Who needs democracy when you have data ?

/who-needs-democracy-when-you-have-data

  • Who needs democracy when you have data? - MIT Technology Review
    https://www.technologyreview.com/s/611815/who-needs-democracy-when-you-have-data

    Hu Jintao, China’s leader from 2002 to 2012, had attempted to solve these problems by permitting a modest democratic thaw, allowing avenues for grievances to reach the ruling class. His successor, Xi Jinping, has reversed that trend. Instead, his strategy for understanding and responding to what is going on in a nation of 1.4 billion relies on a combination of surveillance, AI, and big data to monitor people’s lives and behavior in minute detail.

    As far as we know, there is no single master blueprint linking technology and governance in China. But there are several initiatives that share a common strategy of harvesting data about people and companies to inform decision-making and create systems of incentives and punishments to influence behavior. These initiatives include the State Council’s 2014 “Social Credit System,” the 2016 Cybersecurity Law, various local-level and private-enterprise experiments in “social credit,” “smart city” plans, and technology-driven policing in the western region of Xinjiang. Often they involve partnerships between the government and China’s tech companies.

    The most far-reaching is the Social Credit System, though a better translation in English might be the “trust” or “reputation” system. The government plan, which covers both people and businesses, lists among its goals the “construction of sincerity in government affairs, commercial sincerity, and judicial credibility.” (“Everybody in China has an auntie who’s been swindled. There is a legitimate need to address a breakdown in public trust,” says Paul Triolo, head of the geotechnology practice at the consultancy Eurasia Group.) To date, it’s a work in progress, though various pilots preview how it might work in 2020, when it is supposed to be fully implemented.

    Blacklists are the system’s first tool. For the past five years, China’s court system has published the names of people who haven’t paid fines or complied with judgments. Under new social-credit regulations, this list is shared with various businesses and government agencies. People on the list have found themselves blocked from borrowing money, booking flights, and staying at luxury hotels. China’s national transport companies have created additional blacklists, to punish riders for behavior like blocking train doors or picking fights during a journey; offenders are barred from future ticket purchases for six or 12 months. Earlier this year, Beijing debuted a series of blacklists to prohibit “dishonest” enterprises from being awarded future government contracts or land grants.

    A few local governments have experimented with social-credit “scores,” though it’s not clear if they will be part of the national plan.

    “The idea of social credit is to monitor and manage how people and institutions behave,” says Samantha Hoffman of the Mercator Institute for China Studies in Berlin. “Once a violation is recorded in one part of the system, it can trigger responses in other parts of the system. It’s a concept designed to support both economic development and social management, and it’s inherently political.” Some parallels to parts of China’s blueprint already exist in the US: a bad credit score can prevent you from taking out a home loan, while a felony conviction suspends or annuls your right to vote, for example. “But they’re not all connected in the same way—there’s no overarching plan,” Hoffman points out.

    One of the biggest concerns is that because China lacks an independent judiciary, citizens have no recourse for disputing false or inaccurate allegations.

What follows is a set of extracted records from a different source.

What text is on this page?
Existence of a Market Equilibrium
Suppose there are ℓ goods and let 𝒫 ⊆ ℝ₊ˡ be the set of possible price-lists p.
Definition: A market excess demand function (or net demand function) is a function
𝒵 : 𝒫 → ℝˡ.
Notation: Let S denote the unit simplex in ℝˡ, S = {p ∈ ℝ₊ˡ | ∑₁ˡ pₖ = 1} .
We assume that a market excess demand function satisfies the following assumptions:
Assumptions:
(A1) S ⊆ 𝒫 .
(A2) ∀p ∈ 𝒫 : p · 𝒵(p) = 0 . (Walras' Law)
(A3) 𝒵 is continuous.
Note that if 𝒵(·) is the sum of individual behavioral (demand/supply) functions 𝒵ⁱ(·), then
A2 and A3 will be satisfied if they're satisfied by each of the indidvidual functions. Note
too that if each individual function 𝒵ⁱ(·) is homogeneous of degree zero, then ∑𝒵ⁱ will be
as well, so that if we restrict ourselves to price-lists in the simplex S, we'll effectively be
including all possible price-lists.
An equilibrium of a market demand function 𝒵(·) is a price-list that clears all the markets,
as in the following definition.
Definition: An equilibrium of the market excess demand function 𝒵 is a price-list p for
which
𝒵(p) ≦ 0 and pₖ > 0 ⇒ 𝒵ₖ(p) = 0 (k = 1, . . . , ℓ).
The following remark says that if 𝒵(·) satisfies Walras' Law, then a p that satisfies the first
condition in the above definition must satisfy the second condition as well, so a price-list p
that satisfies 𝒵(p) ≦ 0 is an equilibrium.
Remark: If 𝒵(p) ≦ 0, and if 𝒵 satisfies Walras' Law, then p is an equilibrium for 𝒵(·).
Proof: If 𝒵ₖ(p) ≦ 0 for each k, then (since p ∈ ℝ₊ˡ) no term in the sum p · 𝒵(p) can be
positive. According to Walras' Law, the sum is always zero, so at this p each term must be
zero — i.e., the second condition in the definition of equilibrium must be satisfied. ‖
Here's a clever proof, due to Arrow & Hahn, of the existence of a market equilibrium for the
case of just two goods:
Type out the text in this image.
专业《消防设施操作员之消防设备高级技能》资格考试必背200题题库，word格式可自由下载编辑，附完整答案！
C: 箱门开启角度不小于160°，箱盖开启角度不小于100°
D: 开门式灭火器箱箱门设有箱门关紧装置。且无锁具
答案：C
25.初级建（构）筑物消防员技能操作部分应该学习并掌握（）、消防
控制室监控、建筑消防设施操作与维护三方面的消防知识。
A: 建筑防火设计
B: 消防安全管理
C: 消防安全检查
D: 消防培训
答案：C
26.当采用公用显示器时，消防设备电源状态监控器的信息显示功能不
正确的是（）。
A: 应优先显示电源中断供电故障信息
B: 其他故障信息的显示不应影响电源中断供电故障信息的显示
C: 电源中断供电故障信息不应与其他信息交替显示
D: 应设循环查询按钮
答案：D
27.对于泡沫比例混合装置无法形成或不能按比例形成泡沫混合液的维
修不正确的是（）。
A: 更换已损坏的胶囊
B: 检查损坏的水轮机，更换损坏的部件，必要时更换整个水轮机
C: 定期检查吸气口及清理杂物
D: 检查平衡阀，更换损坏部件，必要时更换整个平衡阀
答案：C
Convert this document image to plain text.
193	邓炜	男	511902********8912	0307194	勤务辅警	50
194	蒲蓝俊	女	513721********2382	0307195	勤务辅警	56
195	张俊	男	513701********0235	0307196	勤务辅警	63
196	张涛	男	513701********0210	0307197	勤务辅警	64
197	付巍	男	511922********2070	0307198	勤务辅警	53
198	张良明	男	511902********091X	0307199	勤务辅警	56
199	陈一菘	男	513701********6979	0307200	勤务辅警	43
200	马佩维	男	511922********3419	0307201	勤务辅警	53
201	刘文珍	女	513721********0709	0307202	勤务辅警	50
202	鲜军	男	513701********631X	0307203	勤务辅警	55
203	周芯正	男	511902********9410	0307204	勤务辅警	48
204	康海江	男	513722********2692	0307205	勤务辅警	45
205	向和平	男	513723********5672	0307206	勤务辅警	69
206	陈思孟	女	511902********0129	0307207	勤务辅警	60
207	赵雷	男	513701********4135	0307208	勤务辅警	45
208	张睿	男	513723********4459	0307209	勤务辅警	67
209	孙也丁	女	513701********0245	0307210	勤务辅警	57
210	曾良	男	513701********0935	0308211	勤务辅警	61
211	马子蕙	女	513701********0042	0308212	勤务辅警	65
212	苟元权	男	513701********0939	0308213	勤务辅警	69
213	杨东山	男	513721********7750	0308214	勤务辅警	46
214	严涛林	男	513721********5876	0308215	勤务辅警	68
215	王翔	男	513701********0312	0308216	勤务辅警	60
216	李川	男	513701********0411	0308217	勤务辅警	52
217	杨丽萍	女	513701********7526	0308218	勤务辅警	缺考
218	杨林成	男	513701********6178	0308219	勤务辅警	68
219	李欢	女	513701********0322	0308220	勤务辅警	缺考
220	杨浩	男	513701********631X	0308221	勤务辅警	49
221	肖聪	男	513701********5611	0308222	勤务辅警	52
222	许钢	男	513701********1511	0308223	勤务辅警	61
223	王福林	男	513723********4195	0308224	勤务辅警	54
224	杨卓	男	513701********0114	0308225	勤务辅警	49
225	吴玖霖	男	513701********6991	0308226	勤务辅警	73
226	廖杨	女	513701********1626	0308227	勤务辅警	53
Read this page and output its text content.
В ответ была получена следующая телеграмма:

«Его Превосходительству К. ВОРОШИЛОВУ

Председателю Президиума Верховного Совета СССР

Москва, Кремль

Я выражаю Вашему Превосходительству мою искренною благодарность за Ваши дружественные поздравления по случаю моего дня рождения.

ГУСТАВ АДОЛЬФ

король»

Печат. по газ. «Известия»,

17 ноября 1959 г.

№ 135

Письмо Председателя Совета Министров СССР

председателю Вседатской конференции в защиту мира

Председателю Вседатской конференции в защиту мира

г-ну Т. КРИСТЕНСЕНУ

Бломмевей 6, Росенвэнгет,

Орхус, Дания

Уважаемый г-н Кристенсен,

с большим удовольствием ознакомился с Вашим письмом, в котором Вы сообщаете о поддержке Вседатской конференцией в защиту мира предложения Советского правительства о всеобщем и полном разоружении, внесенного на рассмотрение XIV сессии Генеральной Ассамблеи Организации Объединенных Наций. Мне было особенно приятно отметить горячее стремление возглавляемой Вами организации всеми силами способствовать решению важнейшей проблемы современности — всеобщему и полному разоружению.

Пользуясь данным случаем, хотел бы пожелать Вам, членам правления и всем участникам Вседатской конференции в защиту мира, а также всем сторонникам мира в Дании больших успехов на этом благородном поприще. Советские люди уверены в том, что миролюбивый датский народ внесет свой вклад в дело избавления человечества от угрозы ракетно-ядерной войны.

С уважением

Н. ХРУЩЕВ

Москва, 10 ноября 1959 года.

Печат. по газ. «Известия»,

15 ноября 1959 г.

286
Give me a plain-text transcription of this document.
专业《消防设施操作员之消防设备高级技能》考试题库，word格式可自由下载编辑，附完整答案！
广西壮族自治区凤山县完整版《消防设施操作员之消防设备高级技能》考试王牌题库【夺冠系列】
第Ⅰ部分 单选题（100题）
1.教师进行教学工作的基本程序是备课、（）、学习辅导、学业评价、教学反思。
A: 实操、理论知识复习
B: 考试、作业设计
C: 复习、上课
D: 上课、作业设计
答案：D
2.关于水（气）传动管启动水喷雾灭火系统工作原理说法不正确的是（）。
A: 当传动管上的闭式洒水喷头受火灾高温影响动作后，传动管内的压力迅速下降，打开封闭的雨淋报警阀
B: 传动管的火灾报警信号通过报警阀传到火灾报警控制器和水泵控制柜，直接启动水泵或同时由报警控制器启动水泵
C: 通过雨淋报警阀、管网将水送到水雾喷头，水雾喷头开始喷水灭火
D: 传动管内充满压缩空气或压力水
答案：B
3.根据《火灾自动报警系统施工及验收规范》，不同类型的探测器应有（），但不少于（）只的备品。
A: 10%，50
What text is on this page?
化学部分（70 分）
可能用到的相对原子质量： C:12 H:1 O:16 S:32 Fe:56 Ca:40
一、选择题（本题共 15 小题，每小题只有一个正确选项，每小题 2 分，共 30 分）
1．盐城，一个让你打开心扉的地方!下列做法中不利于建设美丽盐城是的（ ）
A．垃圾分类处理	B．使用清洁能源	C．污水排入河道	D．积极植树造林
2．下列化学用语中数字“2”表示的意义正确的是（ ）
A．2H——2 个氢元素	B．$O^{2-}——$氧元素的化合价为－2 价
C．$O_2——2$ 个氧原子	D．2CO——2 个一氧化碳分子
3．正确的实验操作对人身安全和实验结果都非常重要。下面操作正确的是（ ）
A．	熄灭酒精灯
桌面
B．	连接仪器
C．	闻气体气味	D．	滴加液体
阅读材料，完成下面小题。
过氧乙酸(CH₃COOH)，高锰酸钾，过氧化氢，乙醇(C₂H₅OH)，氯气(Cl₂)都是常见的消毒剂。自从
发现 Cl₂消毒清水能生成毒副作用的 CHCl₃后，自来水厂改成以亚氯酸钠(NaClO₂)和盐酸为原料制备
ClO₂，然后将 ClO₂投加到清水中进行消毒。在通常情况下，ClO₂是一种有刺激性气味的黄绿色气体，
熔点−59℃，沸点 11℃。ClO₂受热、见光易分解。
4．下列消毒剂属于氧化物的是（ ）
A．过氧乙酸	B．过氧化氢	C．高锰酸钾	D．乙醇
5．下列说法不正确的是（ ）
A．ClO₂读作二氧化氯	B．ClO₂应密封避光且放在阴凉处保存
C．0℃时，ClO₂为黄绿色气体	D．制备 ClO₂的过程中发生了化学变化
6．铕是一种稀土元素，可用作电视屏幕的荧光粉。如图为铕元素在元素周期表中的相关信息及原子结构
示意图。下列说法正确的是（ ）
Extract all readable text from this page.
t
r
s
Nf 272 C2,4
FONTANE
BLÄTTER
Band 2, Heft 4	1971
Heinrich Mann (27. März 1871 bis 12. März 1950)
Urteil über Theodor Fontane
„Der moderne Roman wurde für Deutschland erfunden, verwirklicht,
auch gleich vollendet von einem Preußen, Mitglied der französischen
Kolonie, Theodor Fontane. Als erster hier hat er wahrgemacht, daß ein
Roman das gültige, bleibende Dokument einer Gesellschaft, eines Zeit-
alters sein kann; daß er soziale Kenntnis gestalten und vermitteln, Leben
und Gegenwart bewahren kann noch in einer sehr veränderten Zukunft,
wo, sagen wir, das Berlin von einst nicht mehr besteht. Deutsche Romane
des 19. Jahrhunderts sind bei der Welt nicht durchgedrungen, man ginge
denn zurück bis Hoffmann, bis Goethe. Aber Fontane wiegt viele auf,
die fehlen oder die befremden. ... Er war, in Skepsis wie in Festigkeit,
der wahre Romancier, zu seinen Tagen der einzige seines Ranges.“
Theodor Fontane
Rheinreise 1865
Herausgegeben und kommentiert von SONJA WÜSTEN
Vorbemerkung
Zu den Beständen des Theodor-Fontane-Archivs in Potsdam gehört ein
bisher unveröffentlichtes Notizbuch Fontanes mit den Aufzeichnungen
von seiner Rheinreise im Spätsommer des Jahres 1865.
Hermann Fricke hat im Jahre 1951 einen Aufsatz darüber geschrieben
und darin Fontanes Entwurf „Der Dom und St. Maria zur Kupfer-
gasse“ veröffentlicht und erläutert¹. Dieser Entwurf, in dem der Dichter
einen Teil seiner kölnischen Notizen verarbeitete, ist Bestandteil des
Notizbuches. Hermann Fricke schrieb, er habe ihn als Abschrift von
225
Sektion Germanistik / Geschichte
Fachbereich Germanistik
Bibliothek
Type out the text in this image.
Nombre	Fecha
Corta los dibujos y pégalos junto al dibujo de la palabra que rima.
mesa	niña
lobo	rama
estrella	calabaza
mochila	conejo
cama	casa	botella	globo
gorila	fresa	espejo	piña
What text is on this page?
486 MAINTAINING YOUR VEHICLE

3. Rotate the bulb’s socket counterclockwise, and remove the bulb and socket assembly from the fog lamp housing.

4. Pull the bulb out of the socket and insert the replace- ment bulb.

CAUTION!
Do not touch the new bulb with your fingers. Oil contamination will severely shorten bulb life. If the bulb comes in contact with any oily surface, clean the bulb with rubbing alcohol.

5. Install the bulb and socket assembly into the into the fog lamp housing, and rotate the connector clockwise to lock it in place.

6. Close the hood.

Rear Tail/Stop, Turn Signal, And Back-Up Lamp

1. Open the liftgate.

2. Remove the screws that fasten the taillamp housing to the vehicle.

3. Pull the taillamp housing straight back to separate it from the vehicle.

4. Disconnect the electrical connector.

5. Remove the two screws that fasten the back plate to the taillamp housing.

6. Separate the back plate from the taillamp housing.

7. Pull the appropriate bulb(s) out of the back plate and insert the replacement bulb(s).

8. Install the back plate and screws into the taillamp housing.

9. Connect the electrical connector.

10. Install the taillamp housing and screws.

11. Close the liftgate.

    In the last two years thousands of checkpoints have been set up at which passersby must present both their face and their national ID card to proceed on a highway, enter a mosque, or visit a shopping mall. Uighurs are required to install government-­designed tracking apps on their smartphones, which monitor their online contacts and the web pages they’ve visited. Police officers visit local homes regularly to collect further data on things like how many people live in the household, what their relationships with their neighbors are like, how many times people pray daily, whether they have traveled abroad, and what books they have.

    All these data streams are fed into Xinjiang’s public security system, along with other records capturing information on everything from banking history to family planning. “The computer program aggregates all the data from these different sources and flags those who might become ‘a threat’ to authorities,” says Wang. Though the precise algorithm is unknown, it’s believed that it may highlight behaviors such as visiting a particular mosque, owning a lot of books, buying a large quantity of gasoline, or receiving phone calls or email from contacts abroad. People it flags are visited by police, who may take them into custody and put them in prison or in reeducation camps without any formal charges.